There are so many skills needed, so much memory and planning and strategizing, that I am in awe of our fearless leaders and farmers, Erinn, Dan and Anna.  Personally, it seems that every week is somehow interesting, filled with new discoveries or challenges.  I'm finding that small things hold so much weight - a seemingly little object, each and every piece, is crucial to the whole.  Twice this week I learned that lesson, once with a clamp on those blue irrigation hoses you may have seen around, and once on a turn-buckle on a tractor.  It's easy for something to snap, or get stuck, and have an otherwise simple, habitual task take a new turn.  I think I learn new skills by the week.  

tractor close up Like many people, I didn't grow up farming or working with tools and it's both exasperating and exciting to have my limits challenged by inanimate objects.  I think most farmers live between the balance of trying not to reinvent the wheel, while trying to find fresh, efficient solutions. Sometimes I feel like a piece of steel is smarter than me - it certainly can be stronger.  These (long) moments, when I'm sitting on the ground wrestling with a wrench, pushes me to be more creative in my approach.  More thoughtful, as well, and to take a step back and look at a problem from a new angle.  It's a lesson worth learning and relearning.

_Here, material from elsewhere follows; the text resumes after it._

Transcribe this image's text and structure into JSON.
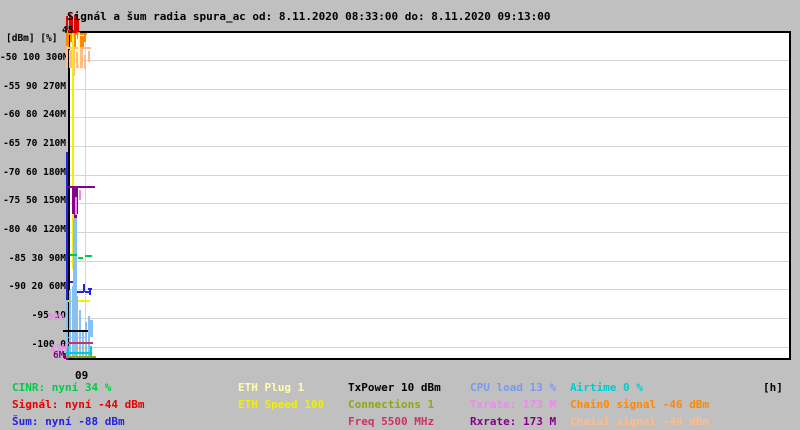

Chard It's a hard time of the year to actually take that backwards step and reflect.  Yet, it's necessary and happens naturally - the tedious seems a little less so when I remember the reasons why I love to farm.  The quiet spring evenings spent looking over the front field feel like forever ago, and it's funny to imagine that in just a few weeks the mornings will be cool again.  I love hearing stories about WFCF and the community that peoples it; there are traces of everyone here.  I love that feeling around five in the afternoon where the morning felt like it happened years ago, and I've used my body and mind well that day.  It's been on my mind lately about how when we step off the farm road and into a field to harvest, it seems like all else slips away.  The work we do is all-encompassing and when you let it, truly meditative.  It is thoughtful and intentional work, and while a farmer can make a task her whole world, it is a task done for the world she lives in.  Farming is something that we give ourselves to, and we just gotta embrace the ride.